Sunday, February 19, 2012

Essay Proposal

For the upcoming essay, I was leaning towards doing it on The Gamer. I feel like I'd have more choices as to what I can write about. Something specific that caught my attention though was the comparison of lifestyles in the movie compared to what were living like now. How we were portrayed to have an extreme end of living a slave like life (Slayers) or living like a prostitute (Society). I'd like to specifically write more about that topic; comparing our current lifestyles to how its projected to be in year 2XXX.

Monday, February 13, 2012

Ethics Behind "Slayers" & "Society"

I feel like the moral principles of “Slayers” characters can be both good and bad. For example the Kable is trying to get through 30 rounds to be released in order to go back to his family. Also take into consideration that he imprisoned for something that he didn’t do. There can also be characters who really were murderers or rapists previous to being convicted. The ethics behind all characters is likely to be different. As of this second I don’t think that it would be right in any case for someone to die for public entertainment. Now when I think or myself in 15-20 years when everyday society does not have any decent morals left in themselves, I really wouldn’t care what would happen to a death row inmate, especially if I was as well off as the boy in the movie.
Looking at society, the only thing that came to mind was that I was seeing a real life version of “The Sims” being played. Knowing that these people get payed for what they do didn’t really make it easy for me to accept what they were doing in the beginning. But later on in the film when I started to see that modern society has changed so much that we were living in an almost robotic world, I couldn’t figure out another way the middle class could make a living. After getting myself to accept the fact that people sold themselves for a certain hours a day so they can make a living, I saw that the “consumers” almost all had he same deficit of moral ethics. All they used their “avatars” for was sex and partying. Seeing that the life in “Society” was almost identical day after day seemed a bit cliché to me because it shows just how narrow minded people are thought to be.

Sunday, February 5, 2012

Video Games

Seeing how popular video games have gotten in recent years didn't really surprise me. I feel that it is one of the primary ways that an individual can live a "virtual life" the way they would actually want to. For instance in Grand Theft Auto V, I would always drive around like a maniac killing innocent bystanders because to me that seemed fun. Now in the real world if you asked me if I would do that, I'd respond saying not in a million years. The fact that what you can do in the virtual world is simply limited by the game boundaries gives me the freedom to do whatever I please in the certain setting of the game I'm playing without feeling guilt or sorrow.

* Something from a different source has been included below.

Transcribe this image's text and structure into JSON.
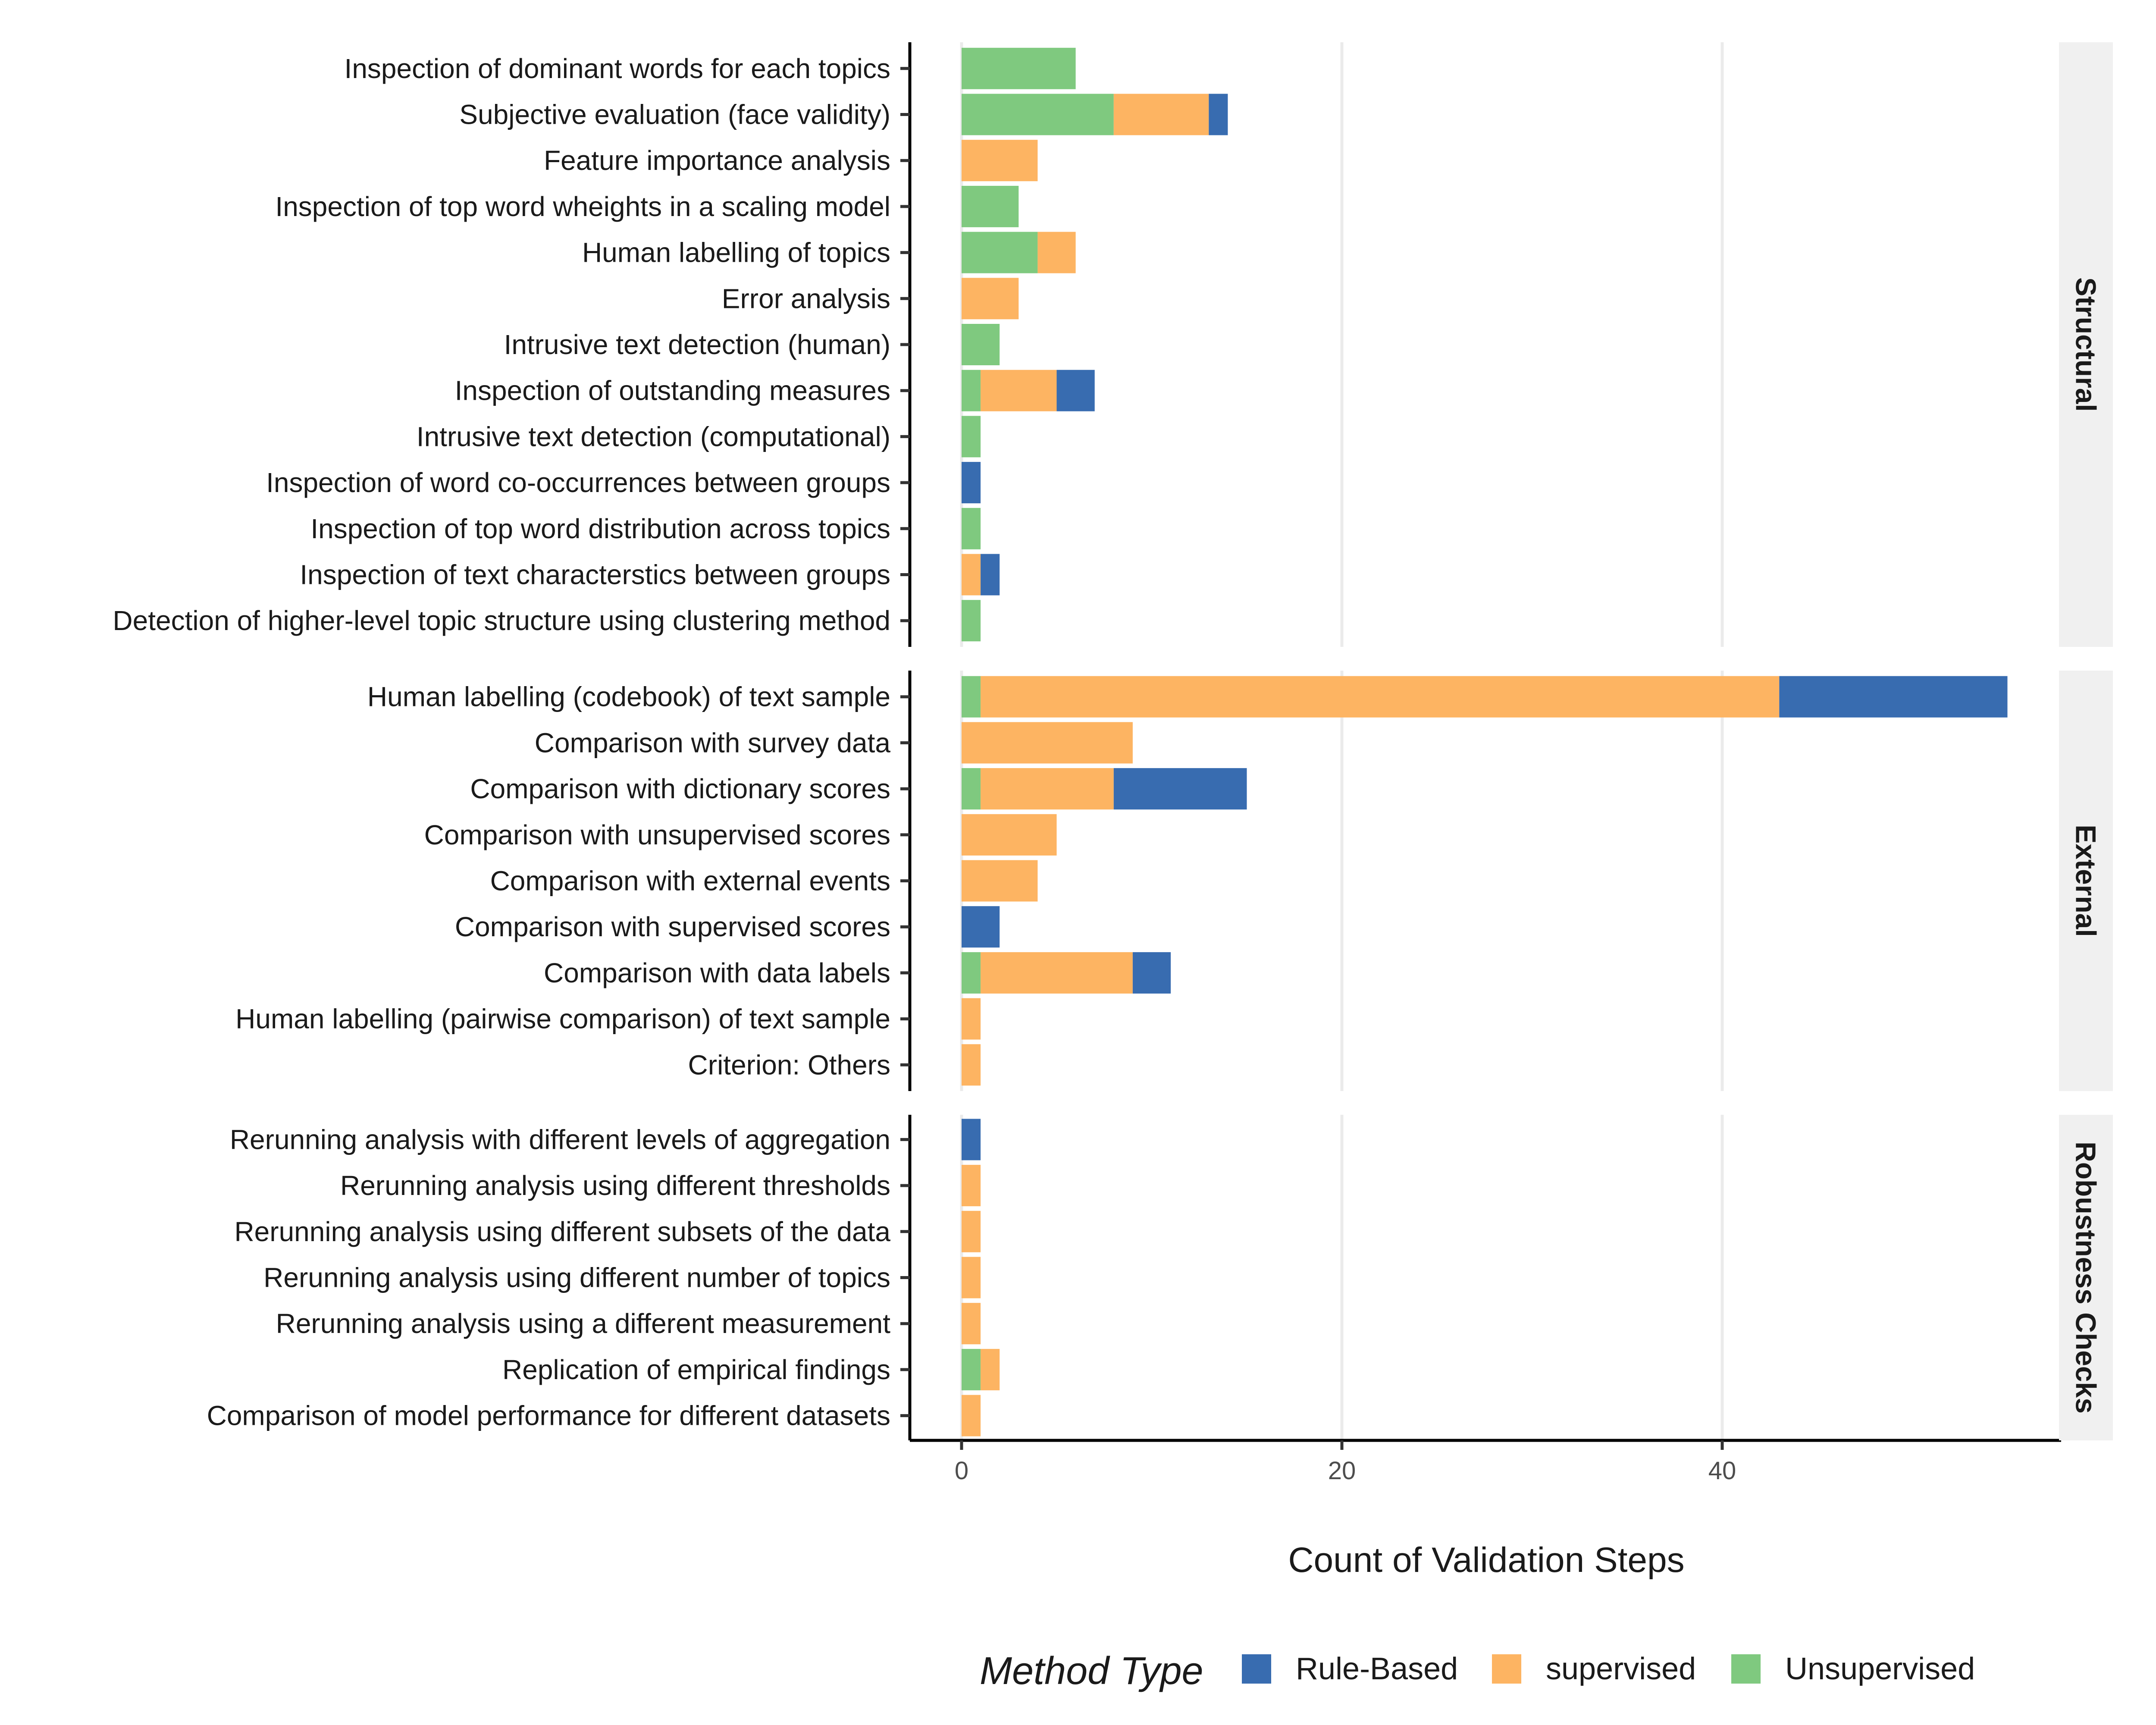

I recently started playing Skyrim and I will agree that its a pretty bomb RPG and that it's super addicting. The only thing that I didn't like was that once I turned on my xbox, I could have kissed that day goodbye. There were back to back days that I'd wake up, wash up, and start playing and thats all I'd do the ENTIRE day. It was a bad addiction like smoking and one of the most productive things I recently did was get rid of the game.

These days its pretty crazy seeing how in depth you can get with your game character or "Avatar". I never really knew what an avatar was until i read Waggoner's essay. It was interesting to see that it really meant "descent" so in essence it was a part of you which you can structure in any way you wanted to. As a child I never knew what creating an avatar was so I would always make them look stupid with wacky faces and weird skin colors and clothes. But when I started playing Skyrim, I noticed how much I made the avatar be what I wanted to be. In my case, it is pretty safe to say that I wanted to put myself into the situations my character was in and see how "I" would survive.